What is economic sustainability?
Economic sustainability is a way of thinking. It includes putting in place practices that support long-term economic growth without having negative impacts on social, environmental, and cultural aspects. We can relate this to the “recycling resources” plan whose target is to recycle and then reproduce all the materials that have been used by people, using the notion of a Circular Economy – a system that makes all products anew, ‘x’ times as functional and effective.
Economic sustainability does not simply refer to gross national product, exchange rates, inflation, and profit, but it relates to the production, distribution, and consumption of goods and services (Mohamed and Antia, 1998). However, the movement and transfer of goods and services have a noteworthy effect on environmental ecosystems because those ecosystems are the source of unmanufactured or unused materials and the stockrooms for rejected goods.
Organizations and sustainable development (SusDev)
Short financial gains have been the motivation behind much of the un-SusDev that has happened. Organizations will adopt SusDev concepts if it is demonstrated that sustainable solutions are not costly. To evaluate SusDev, we must consider the economic losses due to the reduction and degradation of the environmental ecosystem used and develop a plan to mitigate both short-term and long-term environmental impacts. Traditional decision-making analyses account for only the costs and benefits of resource exploitation and do not consider the inherent cost of the environmental degradation of air, water, or soil, nor do they consider the cost of discarding an item after the end of its useful life, which includes that of the remediation a society has to incur, which limits its financial resources (United Nations et al., 2003). Once a shift has occurred in economic cost-benefit analyses that would account for environmental costs, SusDev would be recognized to be of more economical benefits than current solutions and designs (Paleologos, 2008).

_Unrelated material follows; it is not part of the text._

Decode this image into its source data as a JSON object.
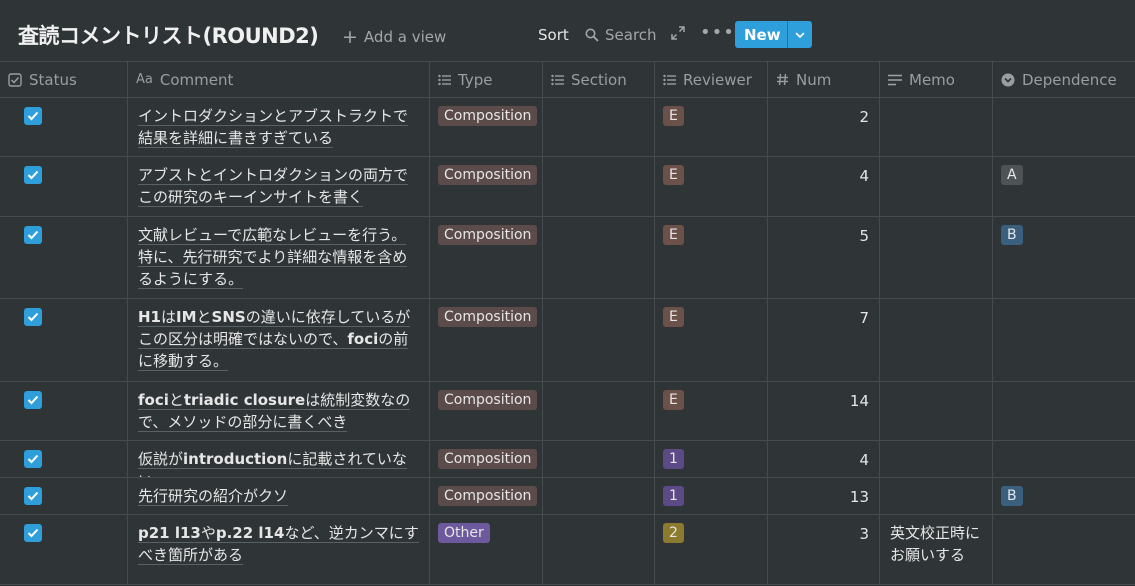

SusDev and the protection of the environment
In view of Principle 4 of the Rio Declaration and Development, environmental protection is an essential part of the SusDev process. This is unlike out-of-date models that first emphasize the financial aspects of the project and then develop remedial measures to the resultant environmental problems. Such a process is shown in Fig. 1.2 (Mohamed and Antia, 1998), in which “(1) the ambient physical environment, ecosystem, and natural resources represent the natural system (NatSys), and (2) the features of production of goods and services represent the economic system (EcoSys).” As a result, the typical use of the NatSys by the EcoSys would lead to a substantial reduction in natural resources and an upsurge in environmental problems and associated costs, such as air pollution, surface water, and groundwater pollution, marine and ecosystems pollution, the generation of solid and liquid waste, and above all, greenhouse gas and global warming. The resultant impacts on the NatSys would vary as a result of the geographical location; the existing environmental status involves the natural environment and the current economy.

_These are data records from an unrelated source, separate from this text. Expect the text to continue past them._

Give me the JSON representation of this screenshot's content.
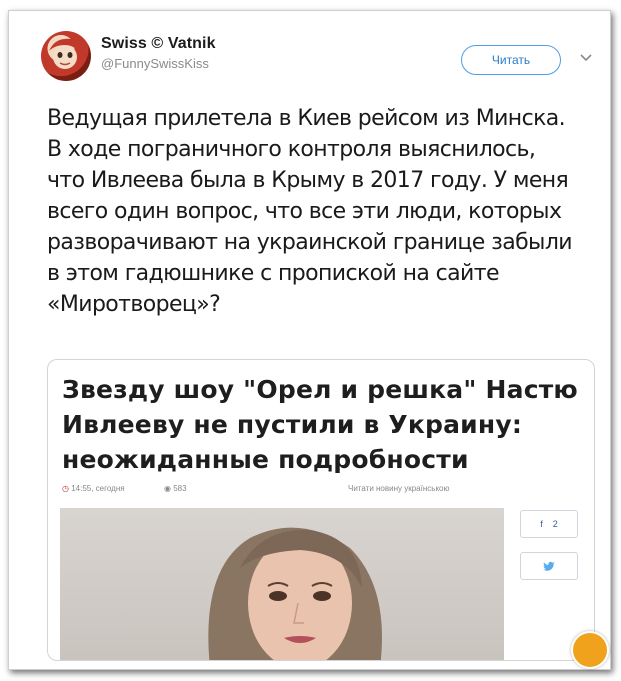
{
  "tweet": {
    "author_name": "Swiss © Vatnik",
    "author_handle": "@FunnySwissKiss",
    "follow_label": "Читать",
    "text": "Ведущая прилетела в Киев рейсом из Минска. В ходе пограничного контроля выяснилось, что Ивлеева была в Крыму в 2017 году. У меня всего один вопрос, что все эти люди, которых разворачивают на украинской границе забыли в этом гадюшнике с пропиской на сайте «Миротворец»?"
  },
  "card": {
    "headline": "Звезду шоу \"Орел и решка\" Настю Ивлееву не пустили в Украину: неожиданные подробности",
    "time": "14:55, сегодня",
    "views": "583",
    "ukrainian_link": "Читати новину українською",
    "facebook_count": "2",
    "facebook_icon": "f"
  },
  "colors": {
    "follow_border": "#4d9ee6",
    "time_icon": "#c0392b",
    "watermark": "#f0a21d"
  }
}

From Mohamed, A.M.O., Paleologos, E.K., 2018. Foundations of Geo-Environmental Engineering – Basic Soil Properties of Relevance to Different Remedial Techniques, Elsevier, New York, NY, ISBN: 978-0-12-804830-6, pp. 688; Mohamed, A.M.O., Antia, H.E., 1998. Geoenvironmental Engineering. Elsevier, Amsterdam, The Netherlands, pp. 707.

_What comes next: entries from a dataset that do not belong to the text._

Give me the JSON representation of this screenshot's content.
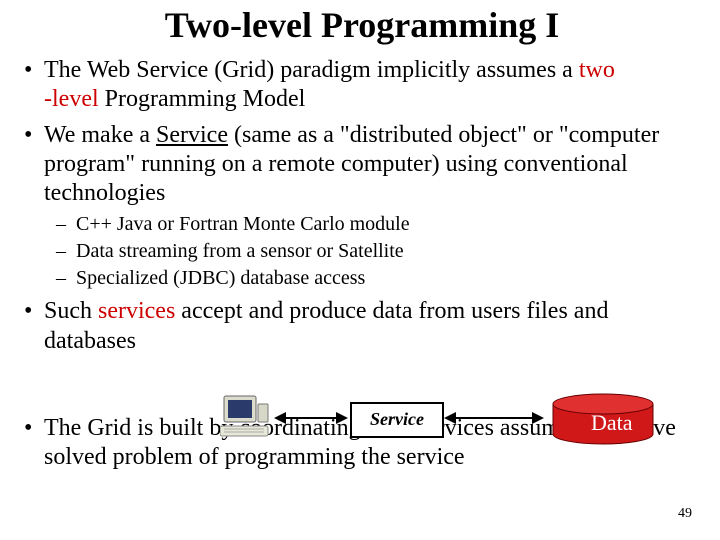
{
  "title": "Two-level Programming I",
  "bullets": {
    "b1": {
      "t1": "The Web Service (Grid) paradigm implicitly assumes a ",
      "hl1": "two",
      "hl2": "-level",
      "t2": " Programming Model"
    },
    "b2": {
      "t1": "We make a ",
      "u1": "Service",
      "t2": " (same as a \"distributed object\" or \"computer program\" running on a remote computer) using conventional technologies"
    },
    "sub": {
      "s1": "C++ Java or Fortran Monte Carlo module",
      "s2": "Data streaming from a sensor or Satellite",
      "s3": "Specialized (JDBC) database access"
    },
    "b3": {
      "t1": "Such ",
      "hl1": "services",
      "t2": " accept and produce data from users files and databases"
    },
    "b4": {
      "t1": "The Grid is built by coordinating such services assuming we have solved problem of programming the service"
    }
  },
  "diagram": {
    "service_label": "Service",
    "data_label": "Data"
  },
  "page_number": "49"
}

Re-defining Economics Sustainability (EcoSus)
In addition, as noted by Goodland and Daly (1995), EcoSus involves the consumption of interest rather than capital and is defined as the amount one consumes during a period and still be as well off at the end of the period. Notably, the preceding description focused only on man-made capital; however, it could be extended to include the natural capital. Therefore, by integrating the economy with the environment, the EcoSus could be redefined (Mohamed and Antia, 1998) as the maintenance of capital in general, both man-made and natural. The word “environment” currently means integration of the environmental system with the economic system in which current economic principles apply. Researchers are adopting environmental values that are external to the classic economic system and developing innovative methods to account for monetary values on intangible non-market (and non-marketable) components of the environment.